Big Question: My three-year-old is suddenly a pick eater, what should I do?
First of all, know that this is normal and not at all uncommon. By the age of three, most children are speaking in complete sentences, and they are using this verbal ability to assert themselves… in all areas of their lives. While maddening at times, try to take a deep breath and remember that this is how children learn to figure out their needs and how to fulfill them.
It is also common for parents to place a lot of pressure on children to eat. We worry that they aren't getting enough nutrients and we want to avoid the irritability that comes with a hungry child. If this is happening at your house, try to back off a little. You can increase the possibility that your children will be hungry at mealtimes, by adhering to a schedule of three small meals and two snacks per day. Dessert should be served on special occasions and not be part of a daily battle called …“okay, two more bites and then you can have the cookie.” We’ve all been down this road or witnessed the dynamic in other families, and it makes mealtime tedious and not the relaxed time together that it should be.
The other common pitfall is asking a child what they want to eat. This isn’t always problematic, but more often than not when you ask a three or four year old if they want pasta for lunch, you are sending them the message that your kitchen is a restaurant with multiple meal options.
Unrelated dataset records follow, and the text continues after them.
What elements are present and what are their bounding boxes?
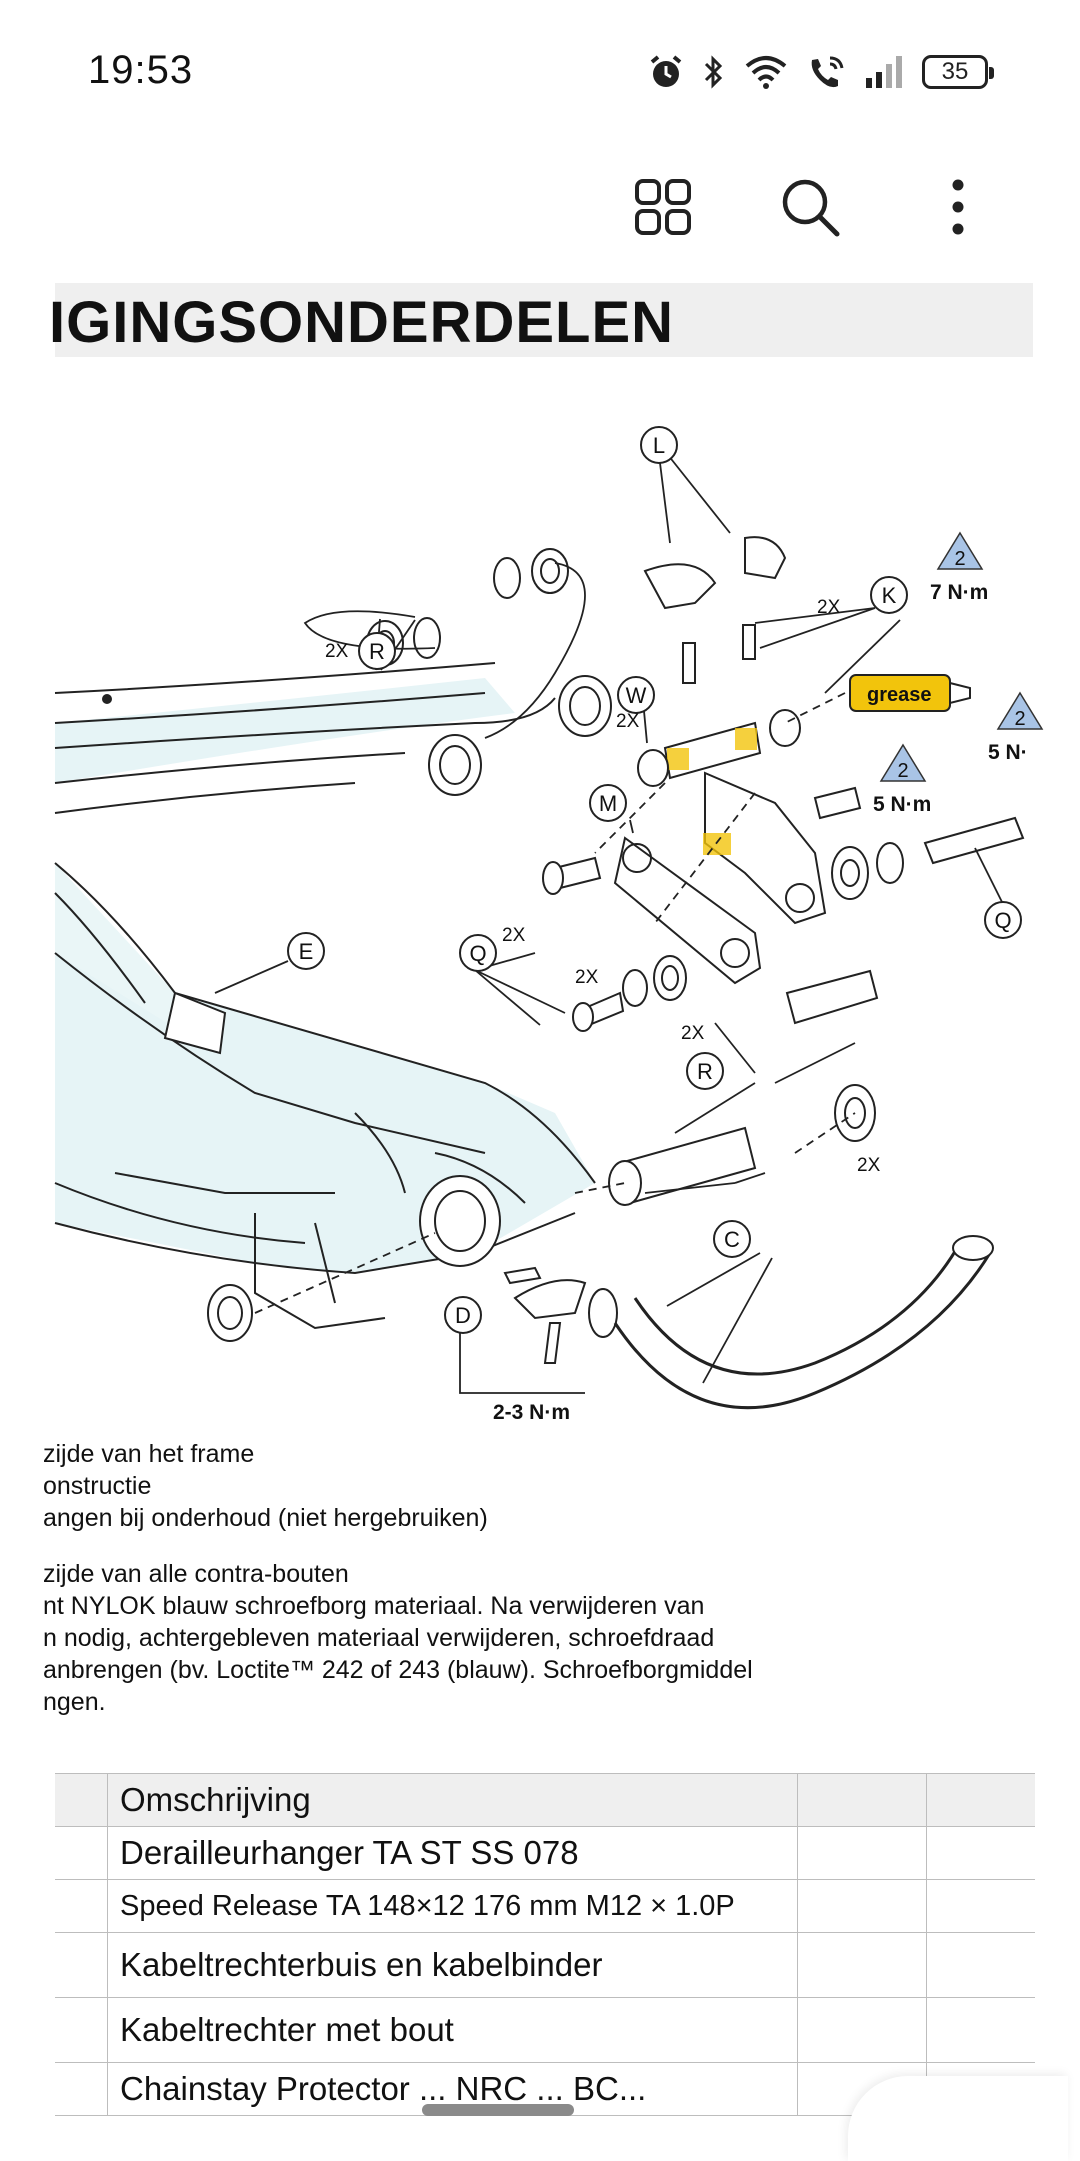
callout-k-label: K — [882, 583, 897, 608]
torque-2-value: 5 N·m — [873, 793, 931, 816]
table-row: Kabeltrechter met bout — [55, 1997, 1035, 2063]
battery-indicator: 35 — [922, 55, 994, 89]
callouts — [287, 426, 1022, 1334]
note-line: onstructie — [43, 1472, 152, 1500]
table-header-row: Omschrijving — [55, 1773, 1035, 1827]
callout-q-left — [459, 934, 497, 972]
qty-right: 2X — [857, 1155, 881, 1176]
callout-q-left-label: Q — [469, 941, 486, 966]
callout-e-label: E — [299, 939, 314, 964]
callout-m — [589, 784, 627, 822]
exploded-parts-diagram: grease — [54, 426, 1044, 1424]
table-cell-description: Kabeltrechterbuis en kabelbinder — [107, 1932, 798, 1998]
grid-view-button[interactable] — [618, 162, 708, 252]
table-row: Speed Release TA 148×12 176 mm M12 × 1.0… — [55, 1879, 1035, 1933]
more-vertical-icon — [952, 179, 964, 235]
alarm-icon — [648, 54, 684, 90]
table-row: Derailleurhanger TA ST SS 078 — [55, 1826, 1035, 1880]
wifi-icon — [744, 54, 788, 90]
callout-l-label: L — [653, 433, 665, 458]
notes-block: zijde van het frame onstructie angen bij… — [43, 1438, 1043, 1718]
frame-drawing — [54, 662, 612, 1330]
table-cell-description: Derailleurhanger TA ST SS 078 — [107, 1826, 798, 1880]
qty-w: 2X — [616, 711, 640, 732]
torque-3-number: 2 — [1014, 708, 1025, 730]
callout-c — [713, 1220, 751, 1258]
parts-table: Omschrijving Derailleurhanger TA ST SS 0… — [55, 1773, 1035, 2116]
callout-d-label: D — [455, 1303, 471, 1328]
callout-m-label: M — [599, 791, 617, 816]
section-title-bar: IGINGSONDERDELEN — [49, 283, 1033, 357]
callout-r-mid — [686, 1052, 724, 1090]
callout-w-label: W — [626, 683, 647, 708]
qty-q-lower: 2X — [575, 967, 599, 988]
wifi-calling-icon — [806, 54, 846, 90]
column-header-description: Omschrijving — [107, 1773, 798, 1827]
torque-2-number: 2 — [897, 760, 908, 782]
note-line: angen bij onderhoud (niet hergebruiken) — [43, 1504, 488, 1532]
callout-r-top — [358, 632, 396, 670]
note-line: anbrengen (bv. Loctite™ 242 of 243 (blau… — [43, 1656, 753, 1684]
torque-1-number: 2 — [954, 548, 965, 570]
note-line: ngen. — [43, 1688, 106, 1716]
torque-markers: 2 7 N·m 2 5 N·m 2 5 N· 2-3 N·m — [493, 531, 1044, 1424]
callout-c-label: C — [724, 1227, 740, 1252]
viewer-toolbar — [0, 140, 1080, 270]
callout-q-right-label: Q — [994, 908, 1011, 933]
bottom-sheet-edge — [848, 2076, 1068, 2161]
callout-w — [617, 676, 655, 714]
callout-r-top-label: R — [369, 639, 385, 664]
qty-r-top: 2X — [325, 641, 349, 662]
signal-icon — [864, 54, 904, 90]
note-line: nt NYLOK blauw schroefborg materiaal. Na… — [43, 1592, 705, 1620]
torque-3-value: 5 N· — [988, 741, 1028, 764]
callout-e — [287, 932, 325, 970]
callout-q-right — [984, 901, 1022, 939]
status-bar: 19:53 35 — [0, 0, 1080, 140]
torque-d-value: 2-3 N·m — [493, 1401, 570, 1424]
bluetooth-icon — [702, 54, 726, 90]
search-button[interactable] — [765, 162, 855, 252]
section-title: IGINGSONDERDELEN — [49, 290, 675, 355]
note-line: n nodig, achtergebleven materiaal verwij… — [43, 1624, 715, 1652]
note-line: zijde van alle contra-bouten — [43, 1560, 349, 1588]
status-time: 19:53 — [88, 48, 194, 92]
table-cell-description: Kabeltrechter met bout — [107, 1997, 798, 2063]
table-row: Kabeltrechterbuis en kabelbinder — [55, 1932, 1035, 1998]
note-line: zijde van het frame — [43, 1440, 255, 1468]
more-options-button[interactable] — [913, 162, 1003, 252]
callout-d — [444, 1296, 482, 1334]
gesture-navigation-bar[interactable] — [422, 2104, 574, 2116]
grease-label: grease — [867, 684, 932, 706]
document-page[interactable]: IGINGSONDERDELEN — [43, 283, 1044, 2116]
table-cell-description: Speed Release TA 148×12 176 mm M12 × 1.0… — [107, 1879, 798, 1933]
search-icon — [782, 179, 840, 237]
callout-k — [870, 576, 908, 614]
qty-mid: 2X — [681, 1023, 705, 1044]
grid-icon — [635, 179, 691, 235]
torque-1-value: 7 N·m — [930, 581, 988, 604]
qty-q-upper: 2X — [502, 925, 526, 946]
callout-r-mid-label: R — [697, 1059, 713, 1084]
qty-k: 2X — [817, 597, 841, 618]
callout-l — [640, 426, 678, 464]
status-icons: 35 — [648, 48, 994, 96]
hardware-parts: grease — [207, 536, 1025, 1410]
Choices, especially for a young child, can be overwhelming. You know your child best and if what you are serving is being met with resistance, try offering a choice of two foods, but not more.
And finally, the likelihood that children will try new things or eat healthily is increased when they are involved in meal preparation. I’ve never met a child that didn’t like to cook or bake. When they have had a hand in making food, they can’t resist trying it.